The Cabinet Committee on Economic Affairs on Thursday approved the ambitious National Programme for Prevention and Control of Cancer, Diabetes, Cardiovascular Diseases and Stroke (NPCDCS) for implementation during the remaining period of 11th Five-Year Plan, at an estimated outlay of Rs.1,230.90 crore.
Of the sanctioned amount, Rs.499.38 crore would be earmarked for interventions on diabetes and cardiovascular diseases and stroke, and Rs.731.52 crore for cancer control, on a cost-sharing basis between the Centre and the States, on a ratio of 80:20. It also approved the inter-usability of funds from one component to another within the same group of diseases, limited to a ceiling of 10 per cent, in order to impart operational flexibility in implementation of these programmes. Transfer of funds from one component to the other beyond this limit would be decided by the Empowered Programme Committee (EPC) and the Mission Steering Group (MSG). Approval has also been accorded for empowering the MSG and EPC, set up under the National Rural Health Mission (NRHM), to approve financial norms in respect of all components of the programme.
The programme will be implemented in 20,000 sub-centres and 700 Community Health Centres (CHCs) in 100 districts across 15 States/UTs by promoting healthy lifestyle through massive health education and mass media efforts at country level, “opportunistic screening” of persons above the age of 30 years, establishment of Non Communicable Disease (NCD) clinics at CHC and district level, development of trained manpower and strengthening of tertiary level health facilities.
It is expected to screen more than seven crore adult population for diabetes and hypertension, make early diagnosis of NCDs and offer treatment at early stages. To fill the gap in the health delivery system, about 32,000 health personnel would be trained to provide opportunistic and targeted screening, diagnosis and management of NCDs.

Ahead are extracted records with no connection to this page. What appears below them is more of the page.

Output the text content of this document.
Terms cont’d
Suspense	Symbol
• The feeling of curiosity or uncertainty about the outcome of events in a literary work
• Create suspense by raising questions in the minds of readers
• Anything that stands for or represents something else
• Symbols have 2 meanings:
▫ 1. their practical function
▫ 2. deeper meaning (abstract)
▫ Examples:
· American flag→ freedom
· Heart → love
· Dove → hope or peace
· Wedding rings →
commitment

With the successful implementation of the programme, it is expected to achieve behaviour change in the community to adopt healthy lifestyles, including dietary patterns, enhanced physical activity and reduced intake of tobacco and alcohol resulting in overall reduction in the risk factors of common NCDs.
The programme has been planned in the wake of a rapid health transition, with a rising burden of NCDs in the country which are emerging as the leading causes of death in India, accounting for over 42 per cent of all deaths with considerable loss in potentially productive years of life.
Major risk factors for NCDs are raised blood pressure, cholesterol, tobacco use, unhealthy diet, physical inactivity, alcohol consumption, and obesity which are modifiable.
Hence a majority of cancers and cardiovascular diseases can be prevented and treated if diagnosed at an early stage.